Saving San Roque – the bold new challenge

Almost two months on since Typhoon Yolanda (Haiyan) and the situation is far from normal for many families living in the Municipality of Tanauan, Leyte. For those communities living along the coastal barangay of San Roque, the situation is still extremely dire after their homes, possessions and livelihoods were washed away from the powerful storm surges that unforgivingly struck the local coastline on November 8, 2013.

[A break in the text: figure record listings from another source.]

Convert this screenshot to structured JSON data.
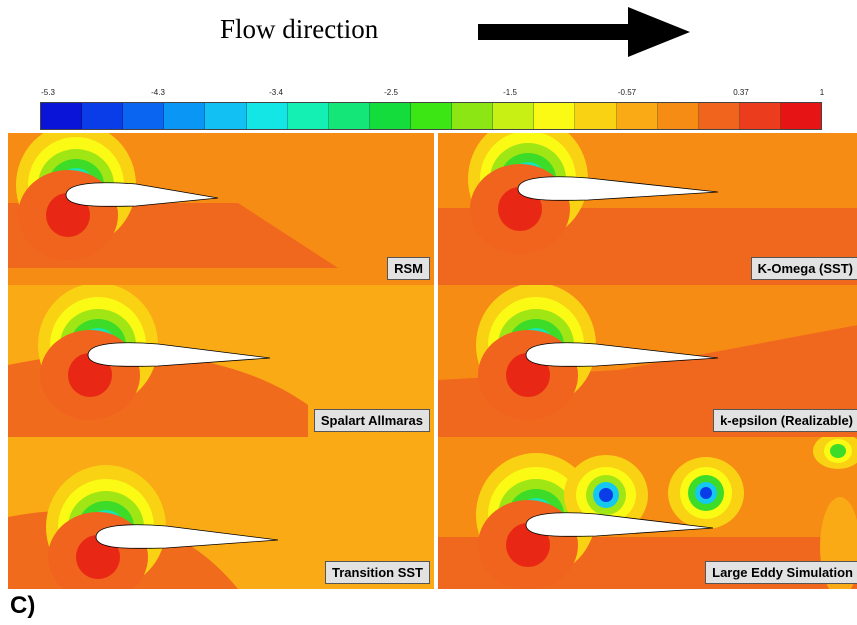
{
  "flow": {
    "title": "Flow direction",
    "arrow_icon": "right-arrow-icon"
  },
  "colorbar": {
    "tick_labels": [
      "-5.3",
      "-4.3",
      "-3.4",
      "-2.5",
      "-1.5",
      "-0.57",
      "0.37",
      "1"
    ],
    "colors": [
      "#0a14d8",
      "#0a3ce8",
      "#0a66f0",
      "#0a96f4",
      "#12c0f4",
      "#14e6e6",
      "#14f0b4",
      "#14e678",
      "#14dc3c",
      "#3ce614",
      "#8ce614",
      "#c8f014",
      "#fafa14",
      "#fad214",
      "#faaa14",
      "#f68c14",
      "#f0641e",
      "#ec3c1e",
      "#e61414"
    ]
  },
  "panels": [
    {
      "label": "RSM"
    },
    {
      "label": "K-Omega (SST)"
    },
    {
      "label": "Spalart Allmaras"
    },
    {
      "label": "k-epsilon (Realizable)"
    },
    {
      "label": "Transition SST"
    },
    {
      "label": "Large Eddy Simulation"
    }
  ],
  "figure_label": "C)"
}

For outsiders; the recovery must seem incredibly simple. Just rebuild the homes and restore the lives of those families that have been so tragically affected. Unfortunately, the recovery efforts for the coastline communities in Tanauan, Leyte are not as simple as what they first seem. The first complication arises as a result of the sheer devastation inflicted to the local landscape; it’s not only homes and possessions that have been destroyed, but also the vast majority of the local livelihood. Aside from that, most families cannot rebuild on the original site of their previous homes since they did not previously own the land or because the site of their previous home lies within 50 meters of the shoreline – an area which has been strictly blacklisted for building upon.

So, what’s the solution? Well that’s what the VFV team have been looking into over the last week through a series of conversations with local community members and families. Rebuilding at the present moment in time is completely out of the question; since families have not been allocated any land to start construction on.

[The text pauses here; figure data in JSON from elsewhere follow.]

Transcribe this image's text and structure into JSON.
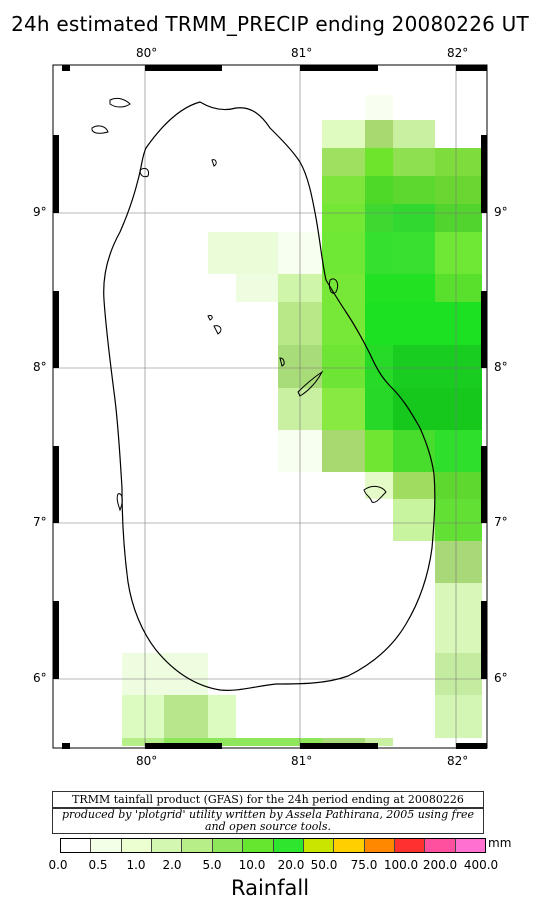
{
  "title": "24h estimated TRMM_PRECIP  ending 20080226 UT",
  "map": {
    "lon_labels": [
      "80°",
      "81°",
      "82°"
    ],
    "lat_labels": [
      "9°",
      "8°",
      "7°",
      "6°"
    ],
    "extent": {
      "lon": [
        79.5,
        82.2
      ],
      "lat": [
        5.6,
        9.9
      ]
    }
  },
  "footer": {
    "line1": "TRMM tainfall product (GFAS) for the 24h period ending at 20080226",
    "line2": "produced by 'plotgrid' utility written by Assela Pathirana, 2005 using free and open source tools."
  },
  "legend": {
    "unit": "mm",
    "ticks": [
      "0.0",
      "0.5",
      "1.0",
      "2.0",
      "5.0",
      "10.0",
      "20.0",
      "50.0",
      "75.0",
      "100.0",
      "200.0",
      "400.0"
    ],
    "colors": [
      "#ffffff",
      "#f4ffe8",
      "#ebffd0",
      "#d3f7b0",
      "#b8ee88",
      "#8ee65a",
      "#66e62e",
      "#2ee62e",
      "#c8e600",
      "#ffd000",
      "#ff8800",
      "#ff3030",
      "#ff50a0",
      "#ff70d0"
    ],
    "label": "Rainfall"
  }
}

Instead, VFV are looking into livelihood development as an immediate means to assist the families of children enrolled on it’s Child Sponsorship Program. Several options are still being discussed and evaluated, but as of right now a micro-lending program to construct and distribute fishing boats seems to be trumping other options. The advantages of this set-up will reduce the sentiment of dependency for many families by giving them the opportunity to once again create their own livelihood and build their own future. Restoring basic services such as fishing will also help stimulate the local economy, drive down the local cost of fish and as a result benefit the extended community of the area as a whole.

The situation in Tanauan is still incredibly complex and it will take time to ensure the exact deliverables of this project in order to assure long-term sustainability; however VFV are adamant on piloting the project within the next thirty days.

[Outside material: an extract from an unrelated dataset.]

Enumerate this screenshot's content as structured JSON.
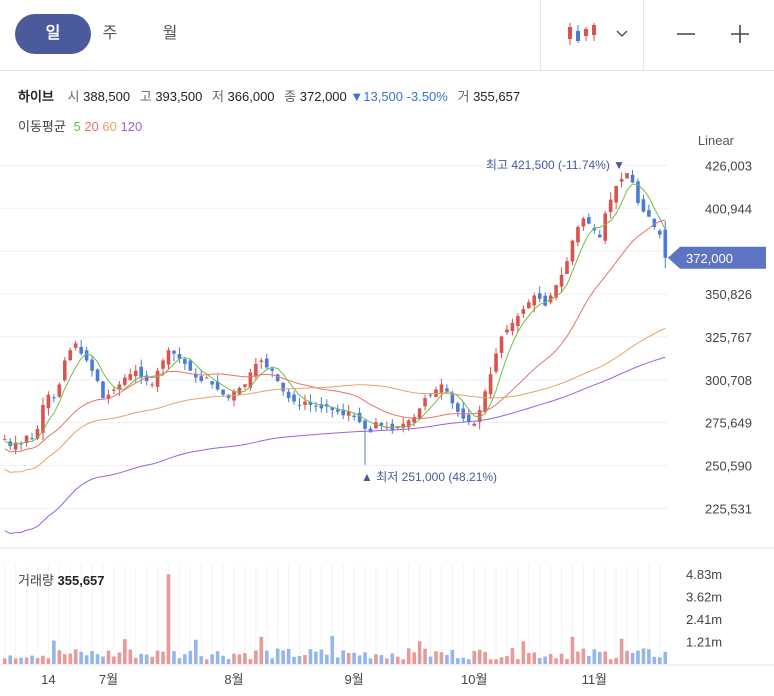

Until then families in San Roque cannot be fully rehabilitated, many of them will continue to be dependent on relief goods for the foreseeable future. The situation in San Roque is tough, it’s a uphill battle, but the families have not been forgotten.

We’re eager to hear your thoughts on our plans for San Roque. If you have any comments or suggestions, please submit them below. Further updates will be available in due course.


  1. Walter Oshiro

    I’m hopeful that the government will come through with bunkhouses so that our San Roque families can move from the tents to something a little more secure – though still temporary. As you indicate, the long-term housing needs will have to be addressed later. In the meantime, getting started on livelihood, as you’ve outlined, would be critical. From your discussions with the fathers, do they all want to remain in Tanauan and continue fishing? The plan to help with acquiring fishing boats is good. Even if the families don’t live close to the ocean, they should be able to make some arrangement to secure the boats in one area. Could VFV team up with the Yellow Boat program –; their website says they can build a motorized banka (fishing boat) for 20,000 to 30,000 pesos and they’re currently building 10 boats for Barangay Rawis in Tacloban. Donors are needed to fund the Yellow Boats so VFV would need to solicit donations and front the cost to get things started quickly. I don’t know if any of the other programs that have teamed up with Yellow Boat require their recipients to cover anything. I can see the rationale in having recipients take on responsibility for some of the cost but it should be something that the families, who have lost just about everything, can realistically handle. Thank you for giving the San Roque families priority.

  2. Frankie

    Hi Walter,

    VFV has already been exploring partnerships in this area in the wake of the disaster; the main concerns are the volume of dependents right now and if whether or not entering a partnership would delay the process. We’re definitely looking into replicating something similar, but if Yellowboat have their own list of dependents, it may take longer to get our families on the lists than it would if we acted independently. However if we can replicate their program independently with our own resources, then there would be a gain here for both sides.

    With regards to donations; if this plan falls through (which I’m really confident it will), we will be able to fund the pilot program almost immediately, after which we will open up for donations for the other families.

    As for the bunkhouses, they’re a total fail right now across Leyte and very few locals have opted into the program. INGO’s are stating that they dont meet basic international stands. I’m not sure if you saw this article in the Washington Post:

    Tanauan is a really tough case right now and there’s a lot of political processes that need to occur before I think anything else gets settled.

  3. Walter Oshiro

    Thanks for the link; I hadn’t read the article before. I hope there’ll be some help from programs like Habitat for Humanity down the line – and help from the government. I know from your earlier posts that VFV is looking into partnerships with whoever can help. With the bunkhouse situation looking dismal, I strongly agree with VFV’s desire to to kickstart livelihood initiatives. I hope our Tanauan families are maintaining close ties and supporting each other. It would be nice if they’re able to get together for special occasion events/meals every so often. I know that’s true for all our communities but more so for folks who have been displaced. Thanks for all that you do Frankie, as a volunteer board member, and thanks to the others who also serve on the board.